Alexander Gray Associates presented its second exhibition of work by Harmony Hammond (b.1944), including paintings, monotypes and ink drawings dating from 2014 to the present. A pioneer of feminist and queer discourse, Hammond’s earliest feminist work combined gender politics with post-minimal concerns of materials and process, frequently occupying a space between painting and sculpture—a focus that continues to this day. Her thick near-monochrome paintings of the last decade participate in the narrative of modernist abstraction; at the same time they insist on an oppositional discourse of feminist and queer content. Their focus on materiality and the indexical, suggesting topographies of body derive from and remain in conversation with her feminist work of the 1970s.
In her recent paintings featured in the exhibition, Hammond grommets a field or grid of holes into her canvases. Layering patches of fabric, straps and grommets intermittently with oil paint, she builds textured near-monochromatic surfaces of earthy reds, deep-blacks, dusty beiges, and creamy whites, activated by light and cast shadow. The gridded field of grommeted holes physically opens the painting surface alluding to layers, spaces and histories buried below as well as body orifaces. A close examination of what at first glance might appear to be minimal monochrome grid paintings, reveals a disturbance or rupture as underlying layers of color are visible through cracks, crevices and holes, interrupting both surface and grid. For Hammond, “It’s about what’s hidden, muffled, covered up or over, pushing up from underneath, asserting itself, suggesting agency and voice.”
In Bandaged Grid #1 (2015), the most recent painting in the exhibition, she applied fraying strips of leftover canvas to evoke a bandaged body, noting, “a bandage always implies a wound. A bandaged grid implies an interruption of the narrative of the modernist grid and therefore, an interruption of utopian egalitarian order...a precarity. But also, however fragile, the possibility of holding together, of healing.”

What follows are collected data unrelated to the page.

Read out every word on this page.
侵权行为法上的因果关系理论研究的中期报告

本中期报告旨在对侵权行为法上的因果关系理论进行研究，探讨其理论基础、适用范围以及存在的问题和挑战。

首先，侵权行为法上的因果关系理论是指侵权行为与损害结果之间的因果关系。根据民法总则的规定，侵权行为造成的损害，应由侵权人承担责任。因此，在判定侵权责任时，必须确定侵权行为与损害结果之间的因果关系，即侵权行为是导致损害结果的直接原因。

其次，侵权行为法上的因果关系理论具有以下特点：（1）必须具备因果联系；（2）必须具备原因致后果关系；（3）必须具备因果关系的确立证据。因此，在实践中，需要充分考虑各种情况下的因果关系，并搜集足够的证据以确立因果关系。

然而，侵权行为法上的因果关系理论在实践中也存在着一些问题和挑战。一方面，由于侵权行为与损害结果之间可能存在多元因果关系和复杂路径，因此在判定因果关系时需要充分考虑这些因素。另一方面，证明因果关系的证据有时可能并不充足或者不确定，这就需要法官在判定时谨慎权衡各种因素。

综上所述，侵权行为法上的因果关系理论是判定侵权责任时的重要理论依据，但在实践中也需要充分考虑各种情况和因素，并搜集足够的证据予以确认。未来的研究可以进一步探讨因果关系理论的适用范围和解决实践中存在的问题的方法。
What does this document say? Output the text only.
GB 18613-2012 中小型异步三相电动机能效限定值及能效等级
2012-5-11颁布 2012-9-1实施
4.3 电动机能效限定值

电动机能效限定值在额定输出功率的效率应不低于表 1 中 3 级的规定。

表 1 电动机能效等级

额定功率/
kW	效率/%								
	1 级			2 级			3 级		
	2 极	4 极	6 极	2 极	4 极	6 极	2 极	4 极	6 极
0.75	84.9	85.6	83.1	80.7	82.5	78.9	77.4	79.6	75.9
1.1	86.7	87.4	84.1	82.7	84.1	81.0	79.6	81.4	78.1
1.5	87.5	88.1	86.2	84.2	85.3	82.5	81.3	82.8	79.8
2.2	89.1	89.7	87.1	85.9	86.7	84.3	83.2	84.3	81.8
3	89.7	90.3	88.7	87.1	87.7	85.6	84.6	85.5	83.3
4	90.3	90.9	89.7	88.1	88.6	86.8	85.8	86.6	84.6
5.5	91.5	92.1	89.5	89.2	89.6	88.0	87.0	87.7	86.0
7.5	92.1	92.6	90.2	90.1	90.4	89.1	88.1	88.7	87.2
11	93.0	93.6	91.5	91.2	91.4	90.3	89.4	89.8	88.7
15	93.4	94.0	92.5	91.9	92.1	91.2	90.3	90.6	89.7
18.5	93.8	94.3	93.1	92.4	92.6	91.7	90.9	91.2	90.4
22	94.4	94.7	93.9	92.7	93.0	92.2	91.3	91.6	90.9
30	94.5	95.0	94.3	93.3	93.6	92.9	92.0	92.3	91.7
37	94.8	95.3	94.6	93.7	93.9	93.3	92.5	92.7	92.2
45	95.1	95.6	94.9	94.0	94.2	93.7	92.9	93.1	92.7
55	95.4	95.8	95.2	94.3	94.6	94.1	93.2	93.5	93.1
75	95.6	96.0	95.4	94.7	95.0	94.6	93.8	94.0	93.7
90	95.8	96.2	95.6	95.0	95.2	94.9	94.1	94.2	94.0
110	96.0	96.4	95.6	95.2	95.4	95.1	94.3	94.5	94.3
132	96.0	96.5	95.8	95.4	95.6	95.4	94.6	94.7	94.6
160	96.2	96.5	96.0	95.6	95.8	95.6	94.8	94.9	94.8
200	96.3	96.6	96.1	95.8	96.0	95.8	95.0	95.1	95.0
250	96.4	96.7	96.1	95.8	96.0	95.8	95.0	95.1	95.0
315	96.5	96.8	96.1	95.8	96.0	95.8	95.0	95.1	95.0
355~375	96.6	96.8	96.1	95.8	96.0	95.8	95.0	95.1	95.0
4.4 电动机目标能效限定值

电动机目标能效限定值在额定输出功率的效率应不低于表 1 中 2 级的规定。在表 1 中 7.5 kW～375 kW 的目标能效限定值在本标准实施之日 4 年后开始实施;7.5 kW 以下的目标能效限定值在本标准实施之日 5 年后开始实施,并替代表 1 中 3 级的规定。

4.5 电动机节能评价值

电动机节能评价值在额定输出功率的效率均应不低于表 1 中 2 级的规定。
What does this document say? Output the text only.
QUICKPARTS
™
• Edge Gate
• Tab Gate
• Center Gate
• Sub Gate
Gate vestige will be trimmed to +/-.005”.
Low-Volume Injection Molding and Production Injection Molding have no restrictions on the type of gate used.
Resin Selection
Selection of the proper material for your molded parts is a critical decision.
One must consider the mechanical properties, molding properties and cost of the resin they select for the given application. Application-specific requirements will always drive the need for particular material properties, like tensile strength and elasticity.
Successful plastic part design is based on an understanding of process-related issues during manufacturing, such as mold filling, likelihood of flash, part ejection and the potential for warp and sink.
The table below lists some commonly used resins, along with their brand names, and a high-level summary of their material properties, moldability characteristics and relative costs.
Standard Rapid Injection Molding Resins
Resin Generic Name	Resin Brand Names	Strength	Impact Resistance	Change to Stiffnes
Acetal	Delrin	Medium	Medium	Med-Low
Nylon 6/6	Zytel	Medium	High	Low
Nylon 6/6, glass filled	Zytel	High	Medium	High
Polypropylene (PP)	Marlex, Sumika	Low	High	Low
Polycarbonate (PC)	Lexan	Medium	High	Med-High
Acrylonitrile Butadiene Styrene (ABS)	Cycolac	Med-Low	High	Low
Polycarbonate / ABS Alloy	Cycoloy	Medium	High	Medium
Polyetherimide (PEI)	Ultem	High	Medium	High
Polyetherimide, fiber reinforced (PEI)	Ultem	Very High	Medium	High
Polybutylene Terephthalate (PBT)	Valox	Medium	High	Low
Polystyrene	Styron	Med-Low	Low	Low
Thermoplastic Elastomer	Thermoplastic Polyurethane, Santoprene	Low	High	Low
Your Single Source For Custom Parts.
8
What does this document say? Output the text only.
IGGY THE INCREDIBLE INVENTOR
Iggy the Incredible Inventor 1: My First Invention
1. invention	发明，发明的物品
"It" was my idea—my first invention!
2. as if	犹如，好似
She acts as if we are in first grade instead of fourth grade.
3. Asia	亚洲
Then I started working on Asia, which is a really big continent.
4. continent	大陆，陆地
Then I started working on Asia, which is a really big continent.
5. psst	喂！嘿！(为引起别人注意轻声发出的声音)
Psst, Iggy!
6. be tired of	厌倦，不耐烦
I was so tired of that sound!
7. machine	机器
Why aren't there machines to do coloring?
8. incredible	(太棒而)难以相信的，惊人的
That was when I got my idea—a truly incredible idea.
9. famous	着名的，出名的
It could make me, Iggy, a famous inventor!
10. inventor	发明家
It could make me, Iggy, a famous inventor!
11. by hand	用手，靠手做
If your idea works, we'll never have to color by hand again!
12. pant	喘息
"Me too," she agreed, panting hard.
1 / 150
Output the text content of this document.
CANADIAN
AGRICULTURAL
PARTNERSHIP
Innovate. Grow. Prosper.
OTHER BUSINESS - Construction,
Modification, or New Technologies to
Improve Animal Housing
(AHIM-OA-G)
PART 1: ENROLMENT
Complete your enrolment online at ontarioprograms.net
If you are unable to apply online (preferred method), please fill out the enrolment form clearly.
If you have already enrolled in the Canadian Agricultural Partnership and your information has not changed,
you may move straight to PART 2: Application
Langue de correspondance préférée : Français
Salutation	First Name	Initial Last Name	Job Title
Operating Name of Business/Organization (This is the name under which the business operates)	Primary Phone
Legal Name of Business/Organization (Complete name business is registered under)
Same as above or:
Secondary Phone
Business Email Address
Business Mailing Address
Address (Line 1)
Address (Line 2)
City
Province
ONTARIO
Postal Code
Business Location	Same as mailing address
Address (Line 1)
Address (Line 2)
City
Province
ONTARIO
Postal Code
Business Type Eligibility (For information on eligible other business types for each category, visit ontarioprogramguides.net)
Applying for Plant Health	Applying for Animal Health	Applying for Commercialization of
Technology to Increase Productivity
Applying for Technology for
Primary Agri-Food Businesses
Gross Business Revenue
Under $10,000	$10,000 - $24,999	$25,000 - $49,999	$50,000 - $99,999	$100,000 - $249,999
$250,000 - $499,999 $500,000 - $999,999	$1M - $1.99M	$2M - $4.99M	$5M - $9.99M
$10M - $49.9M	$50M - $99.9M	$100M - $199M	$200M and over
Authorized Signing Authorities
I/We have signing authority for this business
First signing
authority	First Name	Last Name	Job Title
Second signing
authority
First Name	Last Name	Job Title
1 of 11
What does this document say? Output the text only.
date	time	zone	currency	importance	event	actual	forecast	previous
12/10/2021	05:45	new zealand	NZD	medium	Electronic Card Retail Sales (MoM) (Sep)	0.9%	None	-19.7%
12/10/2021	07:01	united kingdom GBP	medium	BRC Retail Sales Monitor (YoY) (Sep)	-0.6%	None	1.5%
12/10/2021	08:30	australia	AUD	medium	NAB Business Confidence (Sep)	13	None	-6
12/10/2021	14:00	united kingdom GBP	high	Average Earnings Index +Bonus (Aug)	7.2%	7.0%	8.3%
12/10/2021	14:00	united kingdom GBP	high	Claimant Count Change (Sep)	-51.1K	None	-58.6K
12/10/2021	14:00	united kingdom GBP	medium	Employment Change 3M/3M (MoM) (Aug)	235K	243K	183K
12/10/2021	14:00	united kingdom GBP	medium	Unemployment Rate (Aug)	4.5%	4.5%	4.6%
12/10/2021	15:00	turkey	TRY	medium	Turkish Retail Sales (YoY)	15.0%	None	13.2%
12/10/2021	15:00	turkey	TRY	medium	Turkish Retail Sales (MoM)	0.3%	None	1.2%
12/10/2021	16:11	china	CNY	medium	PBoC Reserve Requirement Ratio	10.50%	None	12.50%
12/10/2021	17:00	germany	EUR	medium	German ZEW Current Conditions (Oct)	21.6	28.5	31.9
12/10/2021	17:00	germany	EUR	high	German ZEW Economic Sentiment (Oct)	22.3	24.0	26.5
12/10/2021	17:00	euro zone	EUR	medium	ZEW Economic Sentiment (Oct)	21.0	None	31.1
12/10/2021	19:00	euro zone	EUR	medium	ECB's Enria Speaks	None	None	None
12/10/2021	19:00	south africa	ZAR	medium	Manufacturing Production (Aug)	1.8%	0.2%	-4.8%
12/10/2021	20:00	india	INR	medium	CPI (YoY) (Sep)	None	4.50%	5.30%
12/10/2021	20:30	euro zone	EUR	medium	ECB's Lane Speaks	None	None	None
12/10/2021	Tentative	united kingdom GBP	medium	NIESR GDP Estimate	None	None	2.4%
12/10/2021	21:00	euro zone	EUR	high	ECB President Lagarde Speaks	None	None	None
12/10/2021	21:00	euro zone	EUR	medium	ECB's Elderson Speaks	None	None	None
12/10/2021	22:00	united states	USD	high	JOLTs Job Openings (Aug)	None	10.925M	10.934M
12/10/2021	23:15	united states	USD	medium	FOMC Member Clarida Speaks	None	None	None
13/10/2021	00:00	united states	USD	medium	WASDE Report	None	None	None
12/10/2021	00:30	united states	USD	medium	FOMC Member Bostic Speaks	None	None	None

Works on paper are also a key part of Hammond’s oeuvre. The irregular surfaces she achieved in her paintings are present in her grommeted monotypes, which art writer Lucy Lippard calls grommetypes. Linking the works on paper to her painting practice, she comments, “It’s about accumulation, not blending.” Also on view are two suites of Hammond’s Ledger Drawings (2015), text-based drawings on ledger book pages. In these works, Hammond’s practice as a critic and art historian becomes self-reflexive. The drawings repeat words and phrases that the artist has noticed used to denigrate late-career, female artists—“obsolete,” “vintage,” “your generation,” “dragon lady,” “get your due,” and “diva.” Re-inscribed on paper originally intended to inventory commodities or services, Hammond exhausts the words’ intended meaning, rendering them powerless, and reclaiming these phrases on her own terms.